Neuma White Paper: Change Package-based versus Task-based Change Management of Software

Over the past few years, the Software Configuration Management (SCM) industry has recognized that designers work most naturally by updating software a change at a time rather than a file at a time. For example, to fix a problem may require modifying three files, or to fix three related problems may require changing two files. Traditional file-based change control handled this by recording the same problem report reason against each file as it was submitted to the software library. Now that a change packaging model has been accepted, the design of the model must ensure that a new set of pitfalls does not arise from this model. To this end, the authors propose a clear distinction between explicit change package-based change control and task-based (or implicit change package-based) change control.

Change Packages versus File-based Change Control

The pitfalls with the traditional file-based approach to change control are well understood by the industry today. These include:

the need to double key the reason or reasons for the change against each file,

the need to ensure that all of the files get submitted to the library,

the need to check in files individually,

the need to ensure that all files for the change are promoted through the release life-cycle, and

confusion between dependencies expressed to group files together into a change and those used to identified prerequisite changes.

As well, the paradigm of working on a file at a time, though convenient for a compiler, is not convenient for a designer or system integrator. For example, the designer wishes to submit a change, to view a delta report for a change, run a change through the code review process, promote a change to ready status, merge a change from one stream into another and express dependencies between changes. The system integration team wants to select changes for a build, promote changes, yank changes, and so forth. Whereas a system integrator may have to look through a list of 30 or 40 file revisions and try to determine which ones to promote and which belong together in a file-based environment, in a change-based environment, an organized list of perhaps a dozen changes are easily scanned and the appropriate ones may be promoted.

Once the concept of change packages has been accepted, the next step is to identify a successful model for the changes. This paper discusses the two basic models:

The paper does not try to differentiate between the various checkout/checkin models. Hence, it should be possible to configure any of the models to support one or more of the "locking checkout/checkin", "recorded non-locking checkout/reconcile on checkin" or "unrecorded non-locking checkout/reconcile on checkin" models, with or without notification triggers or logic.
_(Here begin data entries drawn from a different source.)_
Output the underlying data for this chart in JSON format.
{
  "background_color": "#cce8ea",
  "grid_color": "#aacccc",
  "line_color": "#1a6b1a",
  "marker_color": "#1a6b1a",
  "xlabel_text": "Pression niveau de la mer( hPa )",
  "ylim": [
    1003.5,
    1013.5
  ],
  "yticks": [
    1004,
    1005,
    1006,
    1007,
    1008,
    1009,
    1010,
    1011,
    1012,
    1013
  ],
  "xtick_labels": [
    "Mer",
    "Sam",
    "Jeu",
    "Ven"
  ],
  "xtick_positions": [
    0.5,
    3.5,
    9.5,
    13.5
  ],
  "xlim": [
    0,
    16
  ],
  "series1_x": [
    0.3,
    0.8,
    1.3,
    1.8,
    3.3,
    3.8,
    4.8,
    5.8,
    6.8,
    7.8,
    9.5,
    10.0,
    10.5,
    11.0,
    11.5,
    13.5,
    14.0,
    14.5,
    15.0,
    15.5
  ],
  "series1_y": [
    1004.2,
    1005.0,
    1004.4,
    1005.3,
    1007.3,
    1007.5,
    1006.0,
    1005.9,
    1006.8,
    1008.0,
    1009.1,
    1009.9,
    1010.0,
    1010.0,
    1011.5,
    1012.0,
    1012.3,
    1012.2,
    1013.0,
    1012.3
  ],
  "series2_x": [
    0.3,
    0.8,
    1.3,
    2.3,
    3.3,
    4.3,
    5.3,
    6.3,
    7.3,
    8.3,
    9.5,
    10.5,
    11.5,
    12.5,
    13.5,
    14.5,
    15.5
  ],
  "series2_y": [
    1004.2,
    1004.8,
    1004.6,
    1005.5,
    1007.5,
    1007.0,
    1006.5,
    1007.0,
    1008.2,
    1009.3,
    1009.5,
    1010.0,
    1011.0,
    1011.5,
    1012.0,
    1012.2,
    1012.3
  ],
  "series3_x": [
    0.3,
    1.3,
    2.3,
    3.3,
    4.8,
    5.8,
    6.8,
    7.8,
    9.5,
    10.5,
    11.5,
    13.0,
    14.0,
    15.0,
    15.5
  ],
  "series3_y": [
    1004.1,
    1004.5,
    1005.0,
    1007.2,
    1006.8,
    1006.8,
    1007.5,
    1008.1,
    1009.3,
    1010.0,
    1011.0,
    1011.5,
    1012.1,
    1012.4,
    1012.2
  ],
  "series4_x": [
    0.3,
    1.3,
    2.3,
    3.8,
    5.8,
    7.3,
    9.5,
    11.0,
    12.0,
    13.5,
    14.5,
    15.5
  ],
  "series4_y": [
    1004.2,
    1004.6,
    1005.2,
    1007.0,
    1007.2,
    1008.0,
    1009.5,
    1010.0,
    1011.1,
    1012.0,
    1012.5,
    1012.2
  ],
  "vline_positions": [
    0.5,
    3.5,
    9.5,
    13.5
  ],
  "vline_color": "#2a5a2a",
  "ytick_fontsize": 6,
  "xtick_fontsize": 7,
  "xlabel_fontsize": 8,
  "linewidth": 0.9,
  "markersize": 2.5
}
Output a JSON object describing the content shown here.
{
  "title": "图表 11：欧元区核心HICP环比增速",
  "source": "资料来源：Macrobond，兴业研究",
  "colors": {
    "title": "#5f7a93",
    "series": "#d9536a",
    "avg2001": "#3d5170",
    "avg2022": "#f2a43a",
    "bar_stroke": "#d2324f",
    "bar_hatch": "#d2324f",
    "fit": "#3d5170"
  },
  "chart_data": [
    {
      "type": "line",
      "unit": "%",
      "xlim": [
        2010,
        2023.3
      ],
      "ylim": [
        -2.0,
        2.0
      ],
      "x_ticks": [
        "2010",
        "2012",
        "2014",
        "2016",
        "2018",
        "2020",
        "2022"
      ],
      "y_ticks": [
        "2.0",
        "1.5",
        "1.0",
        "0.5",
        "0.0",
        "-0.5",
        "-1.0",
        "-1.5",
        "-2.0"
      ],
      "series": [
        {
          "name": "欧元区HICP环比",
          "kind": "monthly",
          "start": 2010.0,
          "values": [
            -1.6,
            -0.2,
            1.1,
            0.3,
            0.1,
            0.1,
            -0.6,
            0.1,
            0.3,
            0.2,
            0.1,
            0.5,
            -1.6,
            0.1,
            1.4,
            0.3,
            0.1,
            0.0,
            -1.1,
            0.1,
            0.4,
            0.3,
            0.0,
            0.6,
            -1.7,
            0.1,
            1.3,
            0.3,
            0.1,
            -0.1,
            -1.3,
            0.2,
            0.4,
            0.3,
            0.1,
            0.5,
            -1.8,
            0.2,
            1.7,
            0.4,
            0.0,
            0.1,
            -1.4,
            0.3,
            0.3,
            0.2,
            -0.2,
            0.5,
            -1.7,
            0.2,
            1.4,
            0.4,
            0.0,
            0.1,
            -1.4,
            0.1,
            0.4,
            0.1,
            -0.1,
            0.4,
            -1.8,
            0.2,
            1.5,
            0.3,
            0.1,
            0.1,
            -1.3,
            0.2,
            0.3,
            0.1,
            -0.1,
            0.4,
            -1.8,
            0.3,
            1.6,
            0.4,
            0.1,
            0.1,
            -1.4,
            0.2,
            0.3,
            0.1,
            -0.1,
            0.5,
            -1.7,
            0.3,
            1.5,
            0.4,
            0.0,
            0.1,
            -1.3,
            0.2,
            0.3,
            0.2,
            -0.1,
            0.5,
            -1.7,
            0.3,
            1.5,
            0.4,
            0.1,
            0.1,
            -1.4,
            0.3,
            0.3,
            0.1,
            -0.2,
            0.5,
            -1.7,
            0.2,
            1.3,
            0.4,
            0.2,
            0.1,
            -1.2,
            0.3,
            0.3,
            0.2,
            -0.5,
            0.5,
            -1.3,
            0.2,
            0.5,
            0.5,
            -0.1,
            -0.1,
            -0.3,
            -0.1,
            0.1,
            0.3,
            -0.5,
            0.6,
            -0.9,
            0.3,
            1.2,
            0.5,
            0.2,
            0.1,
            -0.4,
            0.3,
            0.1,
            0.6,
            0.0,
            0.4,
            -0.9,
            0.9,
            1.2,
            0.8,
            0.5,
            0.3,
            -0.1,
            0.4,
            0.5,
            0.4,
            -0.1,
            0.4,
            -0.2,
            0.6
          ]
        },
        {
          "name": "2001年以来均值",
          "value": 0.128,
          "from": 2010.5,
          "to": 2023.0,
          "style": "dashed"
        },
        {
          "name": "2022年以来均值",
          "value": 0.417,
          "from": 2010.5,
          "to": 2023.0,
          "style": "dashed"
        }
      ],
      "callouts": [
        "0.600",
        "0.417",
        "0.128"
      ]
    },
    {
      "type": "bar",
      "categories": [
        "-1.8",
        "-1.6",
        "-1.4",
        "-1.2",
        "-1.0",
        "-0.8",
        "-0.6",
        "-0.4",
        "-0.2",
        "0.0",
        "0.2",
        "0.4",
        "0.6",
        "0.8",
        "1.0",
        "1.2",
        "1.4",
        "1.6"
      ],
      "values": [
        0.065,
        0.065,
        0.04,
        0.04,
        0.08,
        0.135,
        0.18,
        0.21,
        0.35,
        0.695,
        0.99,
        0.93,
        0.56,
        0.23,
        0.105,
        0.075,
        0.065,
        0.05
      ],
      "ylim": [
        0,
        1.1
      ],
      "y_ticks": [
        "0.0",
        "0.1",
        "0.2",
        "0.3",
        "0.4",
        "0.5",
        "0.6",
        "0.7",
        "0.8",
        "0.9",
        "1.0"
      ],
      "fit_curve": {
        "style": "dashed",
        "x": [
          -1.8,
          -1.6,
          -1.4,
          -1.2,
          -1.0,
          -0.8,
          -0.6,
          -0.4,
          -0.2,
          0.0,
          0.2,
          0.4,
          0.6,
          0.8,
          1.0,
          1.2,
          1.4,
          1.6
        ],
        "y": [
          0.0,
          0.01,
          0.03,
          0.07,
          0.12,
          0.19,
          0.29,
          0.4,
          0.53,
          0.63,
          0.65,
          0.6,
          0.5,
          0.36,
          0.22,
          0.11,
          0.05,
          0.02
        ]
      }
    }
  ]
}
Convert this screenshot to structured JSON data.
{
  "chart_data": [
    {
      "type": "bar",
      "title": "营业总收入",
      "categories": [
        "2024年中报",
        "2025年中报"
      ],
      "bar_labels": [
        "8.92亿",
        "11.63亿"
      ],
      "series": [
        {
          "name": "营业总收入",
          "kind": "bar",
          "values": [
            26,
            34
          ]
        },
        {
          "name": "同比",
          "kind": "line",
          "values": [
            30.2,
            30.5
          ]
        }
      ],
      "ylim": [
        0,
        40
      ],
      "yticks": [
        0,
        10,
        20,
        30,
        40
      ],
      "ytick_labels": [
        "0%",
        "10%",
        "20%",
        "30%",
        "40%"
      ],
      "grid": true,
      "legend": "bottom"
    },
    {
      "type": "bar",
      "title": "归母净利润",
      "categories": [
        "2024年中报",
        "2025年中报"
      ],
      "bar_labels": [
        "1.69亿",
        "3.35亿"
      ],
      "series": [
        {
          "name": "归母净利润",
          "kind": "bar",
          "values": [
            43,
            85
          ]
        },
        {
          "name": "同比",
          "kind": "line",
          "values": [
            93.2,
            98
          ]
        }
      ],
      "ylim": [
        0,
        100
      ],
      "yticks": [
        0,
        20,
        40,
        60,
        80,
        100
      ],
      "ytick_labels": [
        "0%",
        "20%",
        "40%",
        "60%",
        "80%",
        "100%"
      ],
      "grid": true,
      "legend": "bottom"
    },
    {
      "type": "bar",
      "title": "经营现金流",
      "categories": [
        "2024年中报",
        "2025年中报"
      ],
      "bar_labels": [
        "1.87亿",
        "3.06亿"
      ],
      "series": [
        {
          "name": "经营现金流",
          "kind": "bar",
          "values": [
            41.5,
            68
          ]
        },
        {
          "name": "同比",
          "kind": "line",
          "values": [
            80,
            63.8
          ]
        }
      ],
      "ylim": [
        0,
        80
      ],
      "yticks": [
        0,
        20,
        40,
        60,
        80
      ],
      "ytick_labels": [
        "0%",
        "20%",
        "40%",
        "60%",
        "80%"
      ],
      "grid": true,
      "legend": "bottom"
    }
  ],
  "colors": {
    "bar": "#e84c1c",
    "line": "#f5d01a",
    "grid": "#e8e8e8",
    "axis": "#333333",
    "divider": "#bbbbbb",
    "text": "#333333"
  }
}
Change Packages versus Task-based Change Control

Change packages define changes by collecting files and other appropriate data together in a first class change object. Task-based change control works by associating a task id with each file that is checked out. The task id relates directly to a problem or feature definition (and may itself be the problem or feature identifier). On the surface it may appear that there is not a major philosophy difference between the two models. However, with respect to implementing a change process, there is a significant difference. A review of each method is in order to help illustrate the differences.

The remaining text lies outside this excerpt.